Cerebrium’s scaling system automatically manages computing resources to match app demand. The system handles everything from a few simple requests, to the processing of multiple requests simultaneously, while optimizing for both performance and cost.

How Autoscaling Works

The scaling system monitors two key metrics to make scaling decisions:

The number of requests currently waiting for processing in the queue indicates immediate demand. Additionally, the system tracks how long each request has waited in the queue. When either of these metrics exceeds their thresholds, new instances start within 3 seconds to handle the increased load.

Scaling is also configurable based on the expected traffic of an application. See below for more information.

As traffic decreases, instances enter a cooldown period after processing their last request. When no new requests arrive during cooldown, instances terminate to optimize resource usage. This automatic cycle ensures apps remain responsive while managing costs effectively.

Scaling Configuration

The cerebrium.toml file controls scaling behavior through several key parameters:

[cerebrium.scaling]
min_replicas = 0       # Minimum running instances
max_replicas = 3       # Maximum concurrent instances
cooldown = 60          # Cooldown period in seconds

Minimum Instances

The min_replicas parameter defines how many instances remain active at all times. Setting this to 1 or higher maintains warm instances ready for immediate response, eliminating cold starts but increasing costs. This configuration suits apps that require consistent response times or need to meet specific SLA requirements.

Maximum Instances

The max_replicas parameter sets an upper limit on concurrent instances, controlling costs and protecting backend systems. When traffic increases, new instances start automatically up to this configured maximum.

Cooldown Period

After processing a request, instances remain available for the duration specified by cooldown. Each new request resets this timer. A longer cooldown period helps handle bursty traffic patterns but increases instance running time and cost.

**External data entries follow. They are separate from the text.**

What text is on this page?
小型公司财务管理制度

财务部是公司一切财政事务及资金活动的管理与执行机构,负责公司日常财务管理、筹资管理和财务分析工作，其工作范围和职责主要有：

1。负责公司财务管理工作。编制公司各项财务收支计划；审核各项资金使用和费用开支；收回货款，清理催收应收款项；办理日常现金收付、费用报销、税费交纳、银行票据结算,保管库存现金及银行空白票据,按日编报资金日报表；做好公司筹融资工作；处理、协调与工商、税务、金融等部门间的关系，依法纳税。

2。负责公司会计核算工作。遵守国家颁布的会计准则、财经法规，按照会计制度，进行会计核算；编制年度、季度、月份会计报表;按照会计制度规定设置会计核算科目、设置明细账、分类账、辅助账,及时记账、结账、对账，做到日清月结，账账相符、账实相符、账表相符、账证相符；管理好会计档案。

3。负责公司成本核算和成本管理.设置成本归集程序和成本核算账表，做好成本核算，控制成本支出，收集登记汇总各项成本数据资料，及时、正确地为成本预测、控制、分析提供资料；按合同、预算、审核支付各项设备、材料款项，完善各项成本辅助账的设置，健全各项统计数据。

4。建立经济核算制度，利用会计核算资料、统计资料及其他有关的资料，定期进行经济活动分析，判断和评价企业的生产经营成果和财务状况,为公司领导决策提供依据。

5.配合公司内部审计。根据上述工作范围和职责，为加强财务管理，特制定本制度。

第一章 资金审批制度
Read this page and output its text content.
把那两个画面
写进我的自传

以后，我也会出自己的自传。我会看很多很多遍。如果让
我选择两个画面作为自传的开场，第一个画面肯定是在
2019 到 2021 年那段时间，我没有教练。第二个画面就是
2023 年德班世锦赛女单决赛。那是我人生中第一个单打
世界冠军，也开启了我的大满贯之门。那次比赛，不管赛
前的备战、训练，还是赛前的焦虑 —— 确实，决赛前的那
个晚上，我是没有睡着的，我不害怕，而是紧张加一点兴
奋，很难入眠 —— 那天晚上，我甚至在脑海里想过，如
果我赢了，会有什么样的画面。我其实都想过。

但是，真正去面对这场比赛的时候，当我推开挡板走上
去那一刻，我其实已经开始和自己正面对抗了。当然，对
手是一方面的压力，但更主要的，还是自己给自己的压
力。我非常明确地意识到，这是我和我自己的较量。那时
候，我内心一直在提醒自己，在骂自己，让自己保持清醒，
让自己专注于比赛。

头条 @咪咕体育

Processing Multiple Requests

Apps can process multiple requests simultaneously using Cerebrium’s batching and concurrency features. The system offers native support for frameworks with built-in batching capabilities and enables custom implementations through the custom runtime feature. For detailed information about handling multiple requests efficiently, see our Batching & Concurrency Guide.

Instance Management

Cerebrium ensures reliability through automatic instance health management. The system restarts instances that encounter issues, quickly starts new instances to maintain processing capacity, and monitors instance health continuously.

Apps requiring maximum reliability often combine several scaling features:

[cerebrium.scaling]
min_replicas = 2              # Maintain redundant instances
cooldown = 600                # Extended warm period
max_replicas = 10             # Room for traffic spikes
response_grace_period = 1200   # Clean shutdown time

The response_grace_period parameter provides time for instances to complete active requests during shutdown. The system first sends a SIGTERM signal, waits for the specified grace period, then issues a SIGKILL command if the instance hasn’t stopped.

Performance metrics available through the dashboard help monitor scaling behavior:

  • Request processing times
  • Active instance count
  • Cold start frequency
  • Resource usage patterns

The system status and platform-wide metrics remain accessible through our status page, where Cerebrium maintains 99.9% uptime.